The Federal Emergency Management Agency notified Halvorsen Development and the city of Hendersonville that it had approved a so-called conditional letter of map revision, which gives the contractor the FEMA OK to proceed with the project. Halvorsen still must complete the last few items on the city’s permit checklist, including stormwater treatment and traffic plans. The NCDOT has told Halvorsen that it must include a center turn lane on Greenville Highway, which requires it to buy property.

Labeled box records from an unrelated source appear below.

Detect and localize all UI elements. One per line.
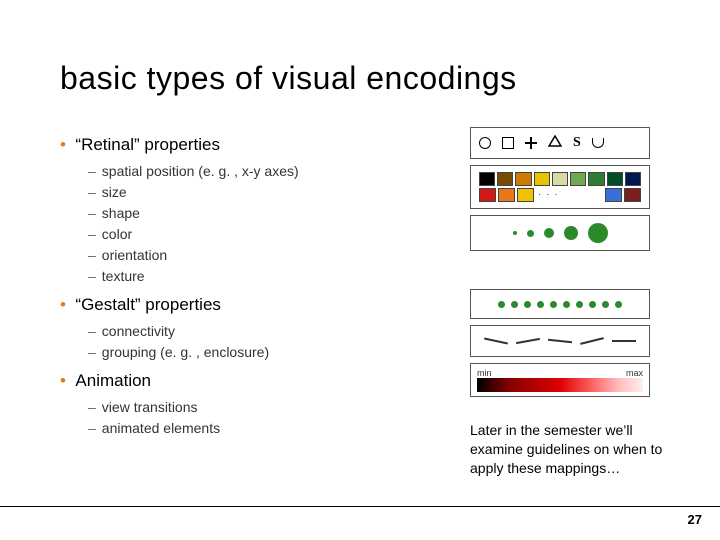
sub-item: –connectivity — [88, 321, 450, 342]
size-panel — [470, 215, 650, 251]
bullet-gestalt: • “Gestalt” properties — [60, 295, 450, 315]
dot-icon — [563, 301, 570, 308]
sub-item: –color — [88, 224, 450, 245]
color-swatch — [624, 188, 641, 202]
sub-item: –texture — [88, 266, 450, 287]
dots-line-panel — [470, 289, 650, 319]
dot-icon — [576, 301, 583, 308]
sub-item: –orientation — [88, 245, 450, 266]
size-dot-icon — [527, 230, 534, 237]
color-swatch — [515, 172, 531, 186]
bullet-content: • “Retinal” properties –spatial position… — [60, 127, 450, 478]
line-icon — [580, 337, 604, 345]
circle-icon — [479, 137, 491, 149]
dot-icon — [524, 301, 531, 308]
bullet-animation: • Animation — [60, 371, 450, 391]
gradient-min-label: min — [477, 368, 492, 378]
dot-icon — [498, 301, 505, 308]
color-swatch — [607, 172, 623, 186]
bullet-retinal: • “Retinal” properties — [60, 135, 450, 155]
sub-item: –spatial position (e. g. , x-y axes) — [88, 161, 450, 182]
dot-icon — [511, 301, 518, 308]
slide-title: basic types of visual encodings — [60, 60, 670, 97]
gradient-panel: min max — [470, 363, 650, 397]
ellipsis-icon: · · · — [536, 188, 561, 202]
color-swatch — [570, 172, 586, 186]
dot-icon — [615, 301, 622, 308]
size-dot-icon — [564, 226, 578, 240]
line-icon — [484, 338, 508, 345]
page-number: 27 — [688, 512, 702, 527]
sub-item: –animated elements — [88, 418, 450, 439]
line-icon — [516, 338, 540, 344]
lines-panel — [470, 325, 650, 357]
side-note: Later in the semester we’ll examine guid… — [470, 421, 665, 478]
sub-item: –view transitions — [88, 397, 450, 418]
sub-item: –shape — [88, 203, 450, 224]
u-shape-icon — [592, 138, 604, 148]
line-icon — [548, 339, 572, 343]
colors-panel: · · · — [470, 165, 650, 209]
dot-icon — [602, 301, 609, 308]
gradient-max-label: max — [626, 368, 643, 378]
color-swatch — [479, 172, 495, 186]
size-dot-icon — [544, 228, 554, 238]
color-swatch — [625, 172, 641, 186]
color-swatch — [497, 172, 513, 186]
dot-icon — [550, 301, 557, 308]
footer-bar: 27 — [0, 506, 720, 532]
color-swatch — [498, 188, 515, 202]
gradient-bar — [477, 378, 643, 392]
line-icon — [612, 340, 636, 342]
color-swatch — [534, 172, 550, 186]
triangle-icon — [548, 134, 562, 152]
size-dot-icon — [513, 231, 517, 235]
sub-item: –grouping (e. g. , enclosure) — [88, 342, 450, 363]
color-swatch — [517, 188, 534, 202]
color-swatch — [605, 188, 622, 202]
square-icon — [502, 137, 514, 149]
plus-icon — [525, 137, 537, 149]
color-swatch — [479, 188, 496, 202]
size-dot-icon — [588, 223, 608, 243]
s-glyph-icon: S — [573, 135, 581, 151]
color-swatch — [588, 172, 604, 186]
dot-icon — [589, 301, 596, 308]
shapes-panel: S — [470, 127, 650, 159]
sub-item: –size — [88, 182, 450, 203]
illustration-column: S · · · — [470, 127, 670, 478]
dot-icon — [537, 301, 544, 308]
color-swatch — [552, 172, 568, 186]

FEMA requires developers of projects in a floodplain to show that buildings and parking lots would make existing flooding no worse than current conditions. When FEMA rejected the developer’s request for this no-rise permit, Halvorsen applied on Oct. 25 for a Conditional Letter of Map Revision. The revision would reflect that the new store had altered the floodplain, though in a small way that does not pose harm, according to city officials. The letter says that the project would slightly alter the base flood elevation
Tom Vincent, president of Halvorsen Development, could not be reached for comment. He said in an interview in late November that getting a conditional letter of map revision was a typical fallback option that contractors sometimes have to use.
“It’s a normal piece of the process that we need to go through,” he said. “There’s no reason to think that we wouldn’t get that. We’ve done them before on other projects. It just takes a little longer in the process than if we had gotten the no-rise approved. We’ve done many of them.”
Publix confirmed last year that it plans a 49,000-square-foot supermarket on the seven-acre site that had contained the Atha Plaza Shopping Center, El Paso and Tractor Shed restaurants and other buildings. Contractors removed seven large buildings and three smaller sheds from the building site. The developer plans to truck in fill dirt to raise a 60,000-square-foot area two feet above the flood elevation.